I think something strange is going on in your model. I don’t think this is quite as simple as ‘without data it should just be the prior for alpha’, but I can’t quite put my finger on why just yet.
If we boil this down to the simplest example, we see that Stan and the naive Monte Carlo estimates are identical (I think JAGS might be clever enough to sample from a gamma directly in this instance, so no need to double check It is doing slice, JAGS does slice for everything).
library(rstan)
library(ggplot2)
model_txt <- "parameters {real <lower = 0> alpha;} model {alpha ~ gamma(1.0, 1.0);}"
gamma_model <- stan_model(model_code = model_txt)
stan_samples <- sampling(gamma_model, iter = 5e4) %>%
rstan::extract("alpha") %>%
unlist()
mc_samples <- rgamma(1e5, 1.0, 1.0)
plot_df <- data.frame(
x = c(stan_samples, mc_samples),
grp = rep(c("stan", "mc"), each = 1e4)
)
quantiles <- seq(from = 0.001, to = 0.999, length.out = 500)
qq_df <- data.frame(
stan_quantile <- quantile(stan_samples, quantiles),
mc_quantiles <- quantile(mc_samples, quantiles)
)
# Indistinguishable
ggplot(qq_df, aes(x = stan_quantile, y = mc_quantiles)) +
geom_point(col = "red") +
geom_abline(slope = 1, intercept = 0)
ggplot(plot_df, aes(x = x, color = grp)) +
geom_density()
Looking at the pairs plot of all the parameters from your latest stan_vs_jags_reprex.R
suggests the prior on p
is inappropriate (far too much mass at 0 and 1), which is breaking the adaptation in some way, and makes the samples of \alpha non-representative.
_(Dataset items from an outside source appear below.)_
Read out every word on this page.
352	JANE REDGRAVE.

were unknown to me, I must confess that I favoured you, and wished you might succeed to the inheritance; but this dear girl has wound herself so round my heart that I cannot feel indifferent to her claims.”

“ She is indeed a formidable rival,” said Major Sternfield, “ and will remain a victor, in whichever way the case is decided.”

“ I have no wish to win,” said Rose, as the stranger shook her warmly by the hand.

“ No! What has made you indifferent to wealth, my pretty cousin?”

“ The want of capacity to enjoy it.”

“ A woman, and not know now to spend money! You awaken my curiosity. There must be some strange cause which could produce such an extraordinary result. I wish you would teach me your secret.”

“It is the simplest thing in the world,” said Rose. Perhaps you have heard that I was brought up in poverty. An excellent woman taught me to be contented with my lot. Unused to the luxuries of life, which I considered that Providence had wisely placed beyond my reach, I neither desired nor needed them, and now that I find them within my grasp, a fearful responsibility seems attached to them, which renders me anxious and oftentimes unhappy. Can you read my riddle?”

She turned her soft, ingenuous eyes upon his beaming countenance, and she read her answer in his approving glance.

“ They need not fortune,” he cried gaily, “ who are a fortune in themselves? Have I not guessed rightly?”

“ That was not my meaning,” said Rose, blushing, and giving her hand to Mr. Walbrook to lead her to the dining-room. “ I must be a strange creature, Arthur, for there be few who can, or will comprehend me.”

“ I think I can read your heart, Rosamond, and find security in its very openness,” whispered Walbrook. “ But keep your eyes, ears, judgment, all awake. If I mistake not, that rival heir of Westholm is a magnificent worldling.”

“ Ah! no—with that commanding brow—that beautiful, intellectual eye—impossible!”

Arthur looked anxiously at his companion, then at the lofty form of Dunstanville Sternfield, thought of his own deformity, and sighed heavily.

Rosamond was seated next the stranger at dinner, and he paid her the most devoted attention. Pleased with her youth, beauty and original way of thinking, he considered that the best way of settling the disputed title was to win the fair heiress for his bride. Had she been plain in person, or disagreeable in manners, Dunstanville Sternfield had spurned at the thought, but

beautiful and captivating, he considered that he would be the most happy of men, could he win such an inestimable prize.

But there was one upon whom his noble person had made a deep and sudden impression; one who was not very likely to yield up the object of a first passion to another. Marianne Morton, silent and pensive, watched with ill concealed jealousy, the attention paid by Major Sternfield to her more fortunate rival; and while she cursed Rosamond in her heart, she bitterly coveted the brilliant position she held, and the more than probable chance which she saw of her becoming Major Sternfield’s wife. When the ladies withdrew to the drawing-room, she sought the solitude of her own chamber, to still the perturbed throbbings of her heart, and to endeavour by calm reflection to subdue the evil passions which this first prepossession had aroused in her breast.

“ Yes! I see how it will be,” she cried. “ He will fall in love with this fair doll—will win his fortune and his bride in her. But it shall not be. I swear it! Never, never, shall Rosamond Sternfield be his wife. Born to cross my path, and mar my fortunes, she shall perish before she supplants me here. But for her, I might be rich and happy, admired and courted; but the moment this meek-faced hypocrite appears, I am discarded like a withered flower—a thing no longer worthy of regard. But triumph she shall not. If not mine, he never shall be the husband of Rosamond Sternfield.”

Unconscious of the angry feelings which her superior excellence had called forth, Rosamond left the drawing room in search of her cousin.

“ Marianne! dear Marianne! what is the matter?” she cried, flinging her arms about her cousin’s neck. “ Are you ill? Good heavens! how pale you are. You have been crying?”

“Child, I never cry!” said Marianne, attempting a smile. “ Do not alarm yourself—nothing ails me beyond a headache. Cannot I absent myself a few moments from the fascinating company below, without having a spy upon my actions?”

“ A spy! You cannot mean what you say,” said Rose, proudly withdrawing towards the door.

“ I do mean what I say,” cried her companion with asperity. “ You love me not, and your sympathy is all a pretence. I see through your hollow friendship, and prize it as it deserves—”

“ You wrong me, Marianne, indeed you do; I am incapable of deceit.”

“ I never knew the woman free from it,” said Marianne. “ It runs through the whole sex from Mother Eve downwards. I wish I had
Indeed, if I turn up adapt_delta
on your original example, I get warnings about divergences and max_treedepth.
I suspect this is making the adaptation break in a strange way, and you end up with an inappropriate stepsize, which can’t move far enough per iteration (the gamma prior has a lot of mass at the asymptote at zero, and when this gets log-transformed it can’t move far enough towards -\infty to correctly sample the prior).